Introduction to Database Access from Web-Based Applications
It's rare these days that a substantial web-based application is written
that doesn't need to access some sort of database. This discussion examines (in
reasonably high level detail) the different tools available for developing web
based applications and the database access options a developer has with each.
The definition of "Database"
First, the question "What do you mean when you say database?" needs to be
answered. That may seem like a no-brainer, but I've argued long and hard with
people about the definition of the word "database" in the past. For the
purposes of this discussion, a database is an organized store of
information that an application can access. That's a very general definition,
and there is probably a more specific and perhaps more accurate definition
somewhere on the net, but that's what "database" means in this discussion.
Different Types of Databases
There are quite a few different types of databases. Heirarchical and
relational databases are probably the only ones relevant to a developer today.
Heirarchical databases are constructed like a tree (actually an acyclic
(or infrequently a cyclic) graph) of nodes. Each node must be referenced by
the path to that node from some other node. Individual nodes can contain a variety of information, but the tree structure is what defines the database
type. Examples of heirarchical databases are LDAP databases and filesystems.
Yes, a filesystem is a actually a database; a heirarchical one.
Relational databases are collections of tables. Each table consists of
rows and columns. The intersection of a row and column is called a field.
Columns have a data type such as character, numeric or boolean and usually
a length. What makes this whole thing relational is that a field in one
table can correspond to a field in another table, relating the rows in the two
tables.
Relational Databases
There are actually different types of relational databases.
Structured Query Language (or SQL) databases are probably the most popular.
In an SQL database, clients access the data store by submitting queries to the
RDBMS (Relational Database Management System). The RDBMS collects the data
requested in the query and returns it to the client in a result set.
Examples of SQL databases are the open source MySQL and mSQL databases and
commercial products like Oracle, Sybase and Microsoft SQL Server databases.
Another kind of relational database is the xBase or BerkeleyDB style
database. The word xBase is derived from the dBase I,II,III,IV and FoxBase
products. In this kind of database, tables are stored as individual files
and methods are provided for searching through and accessing rows and
columns in the files directly. No high level query language is provided.
Between xBase and SQL databases lie databases like Microsoft Access and
FoxPro. They both provide both direct table access methods and a high level
query language, though not SQL proper.
Flat file databases are another kind of relational database. In flat
file databases, the data store is kept in some kind of human readable format.
Flat file databases can be opened and edited by a text editor. They are most
often used to store small amounts of data.
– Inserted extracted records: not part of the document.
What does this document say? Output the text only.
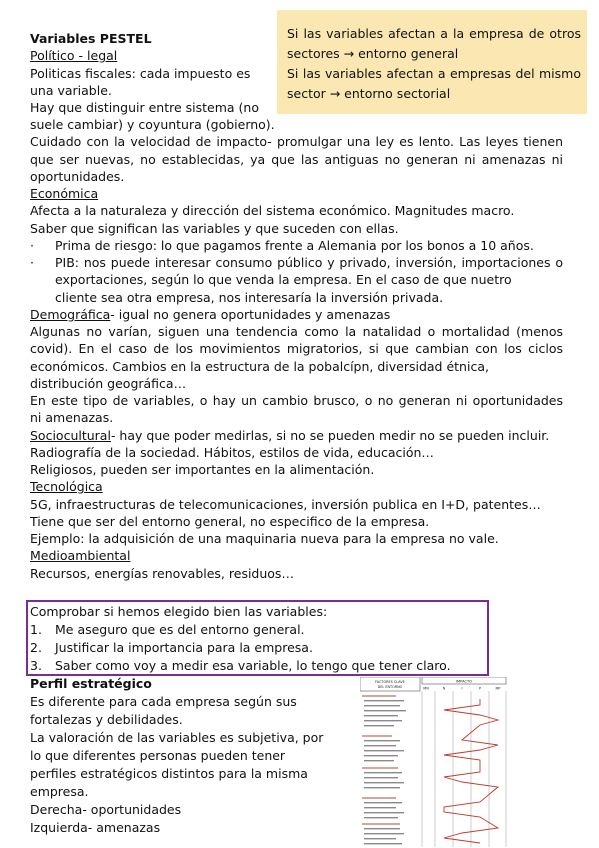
Si las variables afectan a la empresa de otros
sectores → entorno general
Si las variables afectan a empresas del mismo
sector → entorno sectorial
Variables PESTEL
Político - legal
Politicas fiscales: cada impuesto es
una variable.
Hay que distinguir entre sistema (no
suele cambiar) y coyuntura (gobierno).
Cuidado con la velocidad de impacto- promulgar una ley es lento. Las leyes tienen
que ser nuevas, no establecidas, ya que las antiguas no generan ni amenazas ni
oportunidades.
Económica
Afecta a la naturaleza y dirección del sistema económico. Magnitudes macro.
Saber que significan las variables y que suceden con ellas.
· Prima de riesgo: lo que pagamos frente a Alemania por los bonos a 10 años.
· PIB: nos puede interesar consumo público y privado, inversión, importaciones o
exportaciones, según lo que venda la empresa. En el caso de que nuetro
cliente sea otra empresa, nos interesaría la inversión privada.
Demográfica- igual no genera oportunidades y amenazas
Algunas no varían, siguen una tendencia como la natalidad o mortalidad (menos
covid). En el caso de los movimientos migratorios, si que cambian con los ciclos
económicos. Cambios en la estructura de la pobalcípn, diversidad étnica,
distribución geográfica…
En este tipo de variables, o hay un cambio brusco, o no generan ni oportunidades
ni amenazas.
Sociocultural- hay que poder medirlas, si no se pueden medir no se pueden incluir.
Radiografía de la sociedad. Hábitos, estilos de vida, educación…
Religiosos, pueden ser importantes en la alimentación.
Tecnológica
5G, infraestructuras de telecomunicaciones, inversión publica en I+D, patentes…
Tiene que ser del entorno general, no especifico de la empresa.
Ejemplo: la adquisición de una maquinaria nueva para la empresa no vale.
Medioambiental
Recursos, energías renovables, residuos…
Comprobar si hemos elegido bien las variables:
1. Me aseguro que es del entorno general.
2. Justificar la importancia para la empresa.
3. Saber como voy a medir esa variable, lo tengo que tener claro.
Perfil estratégico
Es diferente para cada empresa según sus
fortalezas y debilidades.
La valoración de las variables es subjetiva, por
lo que diferentes personas pueden tener
perfiles estratégicos distintos para la misma
empresa.
Derecha- oportunidades
Izquierda- amenazas
FACTORES CLAVE
DEL ENTORNO
IMPACTO
MN	N	I	P	MP
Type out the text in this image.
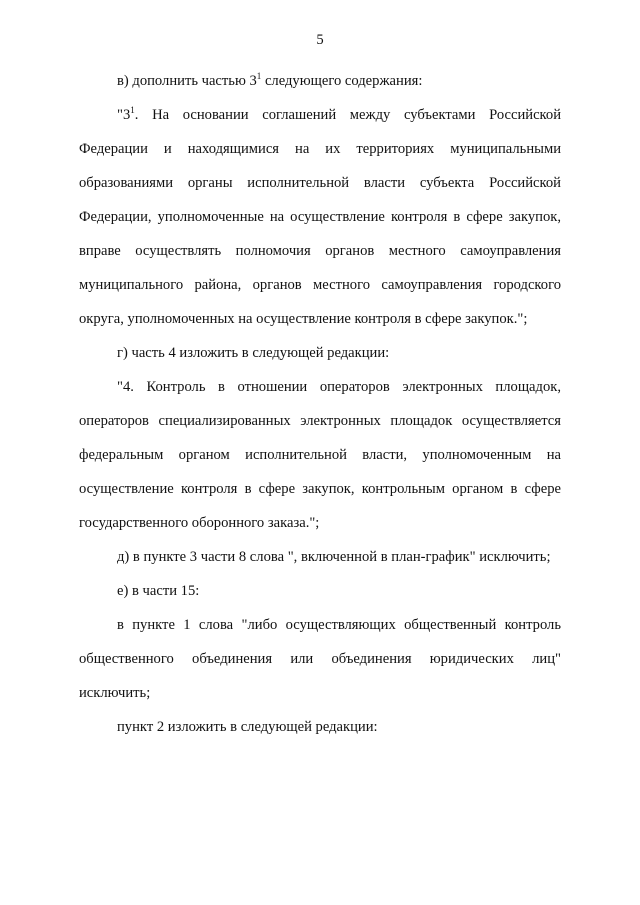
5

в) дополнить частью $3^1$ следующего содержания:

"$3^1$. На основании соглашений между субъектами Российской Федерации и находящимися на их территориях муниципальными образованиями органы исполнительной власти субъекта Российской Федерации, уполномоченные на осуществление контроля в сфере закупок, вправе осуществлять полномочия органов местного самоуправления муниципального района, органов местного самоуправления городского округа, уполномоченных на осуществление контроля в сфере закупок.";

г) часть 4 изложить в следующей редакции:

"4. Контроль в отношении операторов электронных площадок, операторов специализированных электронных площадок осуществляется федеральным органом исполнительной власти, уполномоченным на осуществление контроля в сфере закупок, контрольным органом в сфере государственного оборонного заказа.";

д) в пункте 3 части 8 слова ", включенной в план-график" исключить;

е) в части 15:

в пункте 1 слова "либо осуществляющих общественный контроль общественного объединения или объединения юридических лиц" исключить;

пункт 2 изложить в следующей редакции:
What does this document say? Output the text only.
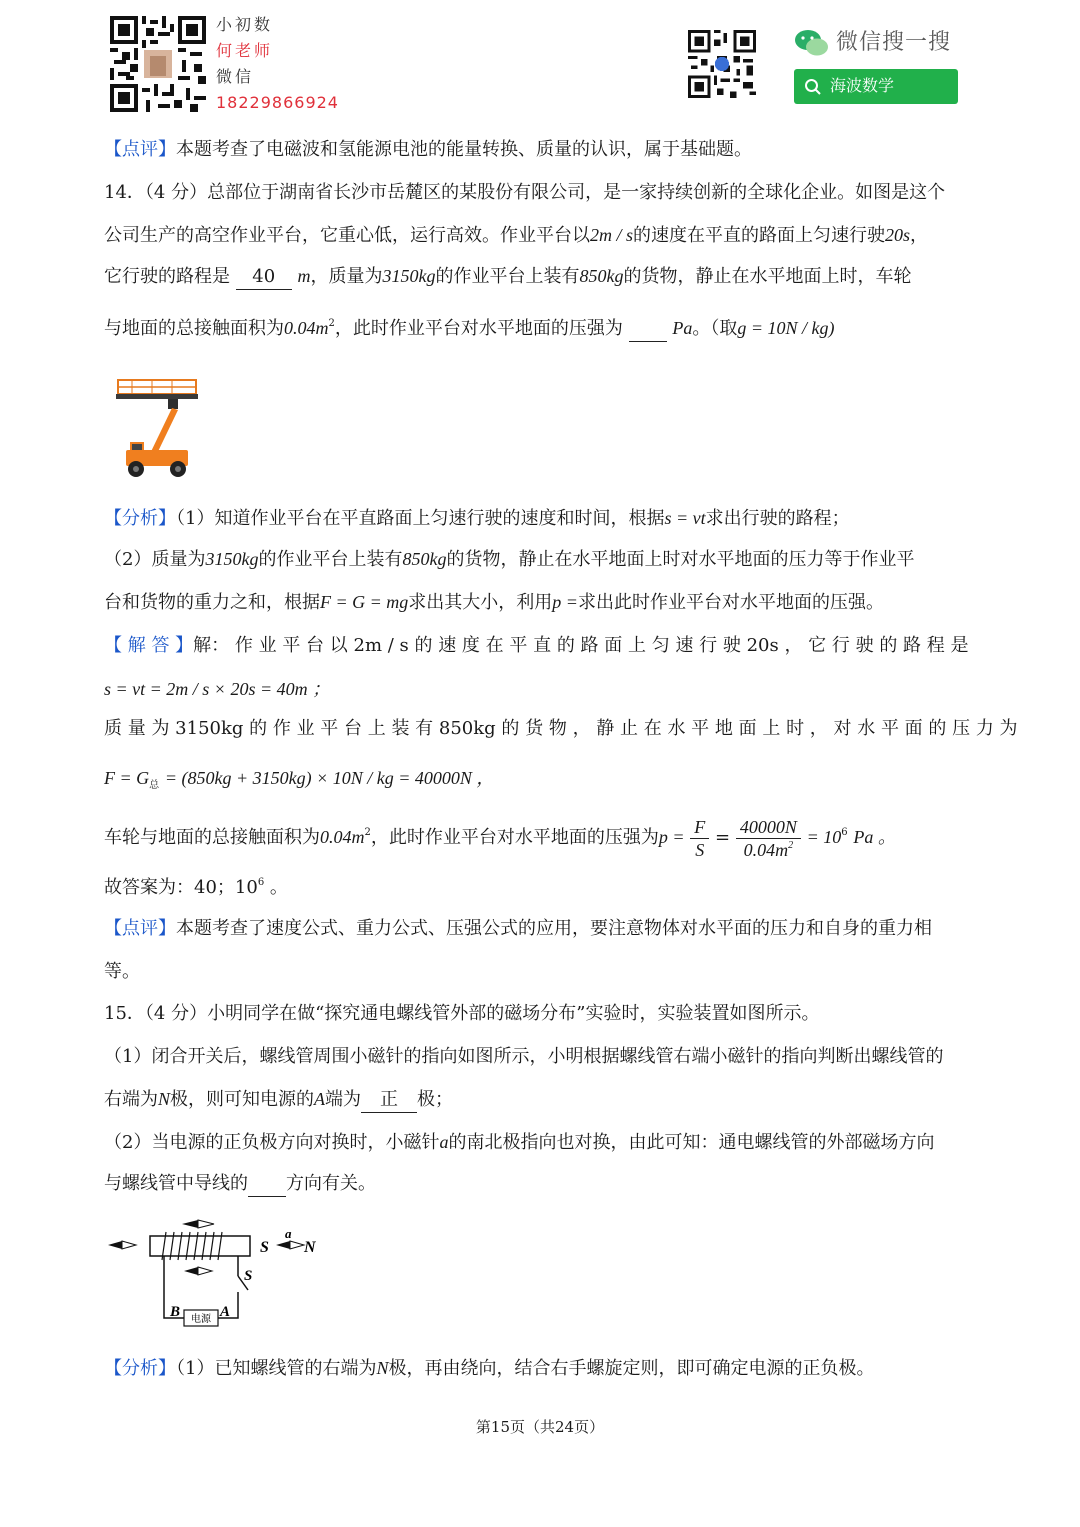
小初数
何老师
微信
18229866924
微信搜一搜
海波数学
【点评】本题考查了电磁波和氢能源电池的能量转换、质量的认识，属于基础题。
14．（4 分）总部位于湖南省长沙市岳麓区的某股份有限公司，是一家持续创新的全球化企业。如图是这个
公司生产的高空作业平台，它重心低，运行高效。作业平台以2m / s的速度在平直的路面上匀速行驶20s，
它行驶的路程是 40 m，质量为3150kg的作业平台上装有850kg的货物，静止在水平地面上时，车轮
与地面的总接触面积为$0.04m^2$，此时作业平台对水平地面的压强为	Pa。（取g = 10N / kg)
【分析】（1）知道作业平台在平直路面上匀速行驶的速度和时间，根据s = vt求出行驶的路程；
（2）质量为3150kg的作业平台上装有850kg的货物，静止在水平地面上时对水平地面的压力等于作业平
台和货物的重力之和，根据F = G = mg求出其大小，利用p =求出此时作业平台对水平地面的压强。
【 解 答 】解： 作 业 平 台 以 2m / s 的 速 度 在 平 直 的 路 面 上 匀 速 行 驶 20s ， 它 行 驶 的 路 程 是
s = vt = 2m / s × 20s = 40m ；
质 量 为 3150kg 的 作 业 平 台 上 装 有 850kg 的 货 物 ， 静 止 在 水 平 地 面 上 时 ， 对 水 平 面 的 压 力 为
$F = G_总 = (850kg + 3150kg) \times 10N$ / kg = 40000N ，
车轮与地面的总接触面积为$0.04m^2$，此时作业平台对水平地面的压强为$p = \frac{F}{S} = \frac{40000N}{0.04m^2} = 10^6$ Pa 。
故答案为：40；$10^6$ 。
【点评】本题考查了速度公式、重力公式、压强公式的应用，要注意物体对水平面的压力和自身的重力相
等。
15．（4 分）小明同学在做“探究通电螺线管外部的磁场分布”实验时，实验装置如图所示。
（1）闭合开关后，螺线管周围小磁针的指向如图所示，小明根据螺线管右端小磁针的指向判断出螺线管的
右端为N极，则可知电源的A端为 正 极；
（2）当电源的正负极方向对换时，小磁针a的南北极指向也对换，由此可知：通电螺线管的外部磁场方向
与螺线管中导线的 方向有关。
电源
S
a
N
S
B	A
【分析】（1）已知螺线管的右端为N极，再由绕向，结合右手螺旋定则，即可确定电源的正负极。
第15页（共24页）
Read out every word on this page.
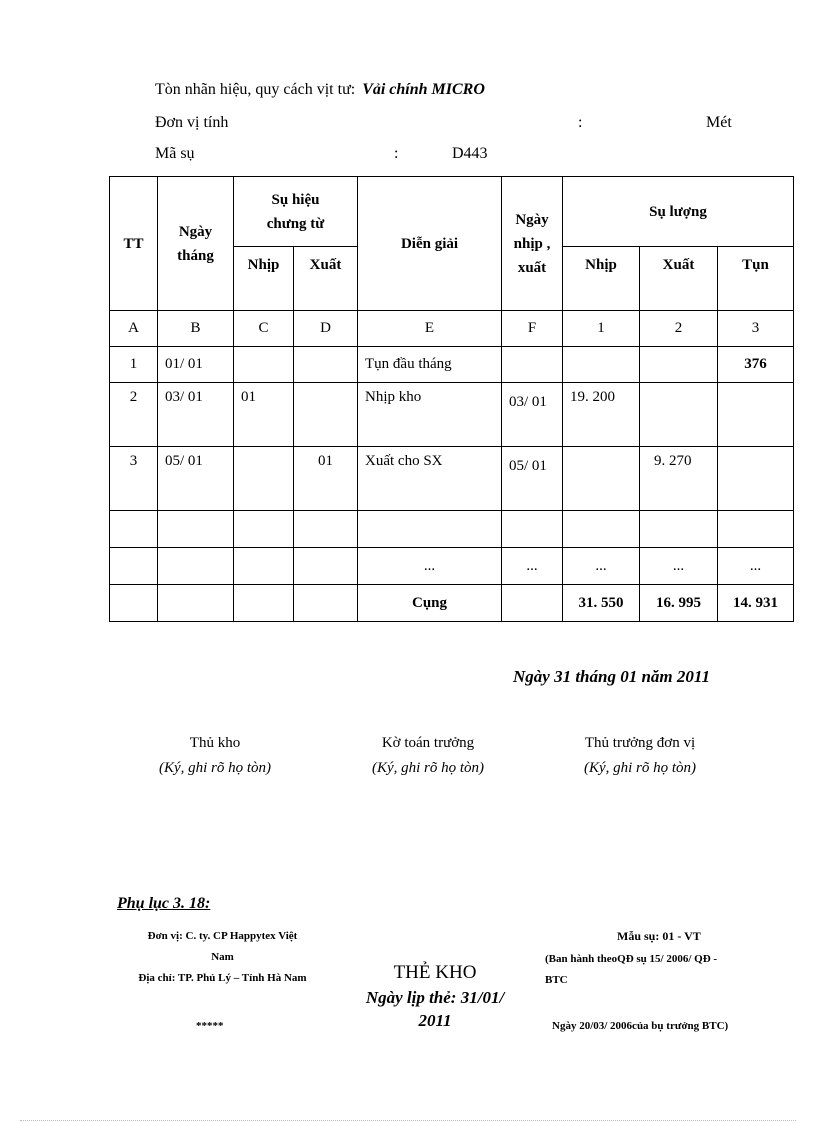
Tòn nhãn hiệu, quy cách vịt tư: Vải chính MICRO
Đơn vị tính	:	Mét
Mã sụ	:	D443
TT	Ngày tháng	Sụ hiệu chưng từ		Diễn giải	Ngày nhịp , xuất	Sụ lượng		
		Nhịp	Xuất			Nhịp	Xuất	Tụn
A	B	C	D	E	F	1	2	3
1	01/ 01			Tụn đầu tháng				376
2	03/ 01	01		Nhịp kho	03/ 01	19. 200		
3	05/ 01		01	Xuất cho SX	05/ 01		9. 270	

				...	...	...	...	...
				Cụng		31. 550	16. 995	14. 931
Ngày 31 tháng 01 năm 2011
Thủ kho
(Ký, ghi rõ họ tòn)
Kờ toán trưởng
(Ký, ghi rõ họ tòn)
Thủ trưởng đơn vị
(Ký, ghi rõ họ tòn)
Phụ lục 3. 18:
Đơn vị: C. ty. CP Happytex Việt
Nam
Địa chỉ: TP. Phủ Lý – Tỉnh Hà Nam
*****
THẺ KHO
Ngày lịp thẻ: 31/01/
2011
Mẫu sụ: 01 - VT
(Ban hành theoQĐ sụ 15/ 2006/ QĐ -
BTC
Ngày 20/03/ 2006của bụ trưởng BTC)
Though file formats vary, columns
are often quoted and seperated by commas or left unquoted and seperated by
tabs. Alternatively, columns can be fixed length and white space padded.
Rows are usually seperated by carriage returns. These kinds of databases are
often proprietary to a particular software package and are accessible by
using low level file manipulation commands or through an API provided by the
package.
Transactional Databases
In the RDBMS world, there are 2 varieties: transactional and
non-transactional. A transactional RDBMS maintains discrete sessions
and provides commit and rollback methods. Changes made by one session are
invisible to other sessions until a commit is executed. Changes can
also be rolled back before they are committed. During a rollback, the state
of the database prior to the changes is restored. Most expensive commercial
RDBMS's are transactional while lower end commercial and free databases
are not.
Accessing Databases
"How can I get data from my database onto the web?"
That is the burning question. There are many answers.
Significant factors in determining a solution are the choices of operating
system, database and development tools. Being constrained by one constrains
the others. Another significant factor is the way the database information
needs to be displayed.
If the application merely displays information from an
infrequently updated database, then generating web-presentable reports may
be an effective solition. Commercial reporting tools like Crystal Reports
and Oracle Reports can print straight to HTML. These tools only run on
Microsoft Windows though there may be a similar tools for other platforms.
At a lower level, most databases have scriptable tools for executing queries.
Presentations can be generated periodically with one of these tools and
processsed for the web with some template html files and crafty sed
scripting. For databases with no scriptable query tools, programs can be
written in a variety of languages to accomplish the same end result using API
calls.
For building dynamic, database-driven applications, the simplest
solution is to use a web application server. Most have built in connectivity
with some set of relational databases and come with a web page
builder where database objects can by simply dragged and dropped onto
web pages. Web application servers are usually constrained in OS support,
functionality, extensibility, scalability and in the databases that they can
connect to.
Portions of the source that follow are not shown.